Surrogate-guided differential evolution algorithm for high dimensional expensive problems

Engineering optimization problems usually involve computationally expensive simulations and massive design variables. Solving these problems in an efficient manner is still a big challenge. Recently, surrogate-assisted metaheuristic algorithms have been widely studied and are considered to have potential to solve such engineering optimization problems. In this paper, a surrogate-guided differential evolution algorithm is proposed to further improve the optimization efficiency for these problems. Unlike other surrogate-assisted metaheuristic algorithms, it makes a fusion between the differential evolution algorithm and surrogates, which are not just taken as an additional tool to accelerate the convergence of metaheuristic algorithms. Specifically, the proposed algorithm combines the optima predicted by the global and local surrogates with the mutation operator and makes them guide the mutation direction of the differential evolution algorithm, which thus makes the differential evolution algorithm converge fast. A simple surrogate prescreening strategy is also proposed to further improve its optimizing efficiency.
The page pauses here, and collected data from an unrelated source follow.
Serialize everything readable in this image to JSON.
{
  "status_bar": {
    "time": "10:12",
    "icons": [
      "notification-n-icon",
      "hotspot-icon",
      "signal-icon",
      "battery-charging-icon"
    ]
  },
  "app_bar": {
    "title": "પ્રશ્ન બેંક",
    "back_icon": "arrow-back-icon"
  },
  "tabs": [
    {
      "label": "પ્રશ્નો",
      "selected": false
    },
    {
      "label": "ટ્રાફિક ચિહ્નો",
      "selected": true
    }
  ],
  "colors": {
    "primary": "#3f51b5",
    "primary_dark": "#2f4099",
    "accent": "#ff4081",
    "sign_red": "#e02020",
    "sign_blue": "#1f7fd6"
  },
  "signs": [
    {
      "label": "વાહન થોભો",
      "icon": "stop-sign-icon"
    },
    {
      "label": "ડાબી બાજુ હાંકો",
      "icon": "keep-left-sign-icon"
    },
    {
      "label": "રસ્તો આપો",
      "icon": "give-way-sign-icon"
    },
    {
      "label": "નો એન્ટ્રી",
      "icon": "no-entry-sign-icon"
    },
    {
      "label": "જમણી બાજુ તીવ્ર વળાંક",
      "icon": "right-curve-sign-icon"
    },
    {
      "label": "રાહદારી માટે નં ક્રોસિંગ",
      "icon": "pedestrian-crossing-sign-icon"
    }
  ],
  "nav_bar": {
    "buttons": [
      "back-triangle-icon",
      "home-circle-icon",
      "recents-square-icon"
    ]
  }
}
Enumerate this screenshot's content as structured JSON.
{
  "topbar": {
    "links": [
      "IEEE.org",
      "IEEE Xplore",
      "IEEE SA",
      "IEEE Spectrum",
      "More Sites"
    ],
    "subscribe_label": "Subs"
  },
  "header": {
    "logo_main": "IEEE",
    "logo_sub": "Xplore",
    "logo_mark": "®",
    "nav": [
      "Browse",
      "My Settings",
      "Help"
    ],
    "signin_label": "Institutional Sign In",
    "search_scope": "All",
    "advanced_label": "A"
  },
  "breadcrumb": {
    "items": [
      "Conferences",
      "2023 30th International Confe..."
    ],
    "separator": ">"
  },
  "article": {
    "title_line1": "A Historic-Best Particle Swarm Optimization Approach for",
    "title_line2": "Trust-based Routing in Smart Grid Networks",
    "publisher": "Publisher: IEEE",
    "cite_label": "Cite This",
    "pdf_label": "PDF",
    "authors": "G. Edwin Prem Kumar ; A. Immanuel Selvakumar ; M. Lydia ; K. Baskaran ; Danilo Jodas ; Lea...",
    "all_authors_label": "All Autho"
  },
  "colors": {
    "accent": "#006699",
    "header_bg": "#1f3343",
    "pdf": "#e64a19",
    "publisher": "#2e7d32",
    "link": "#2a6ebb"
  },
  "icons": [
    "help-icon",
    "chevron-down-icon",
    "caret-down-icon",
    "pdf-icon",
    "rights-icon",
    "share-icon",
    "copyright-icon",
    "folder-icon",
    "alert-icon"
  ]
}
In order to validate the proposed algorithm, it is tested by a lot of high dimensional numerical benchmark problems whose dimensions vary from 20 to 200 and is applied to an optimal design of a stepped cantilever beam and an optimal design of bearings in an all-direction propeller. An overall comparison between the proposed algorithm and other optimization algorithms has been made. The results show that the proposed algorithm is promising for optimizing the high dimensional expensive problems especially for the problems whose dimensions are more than 30.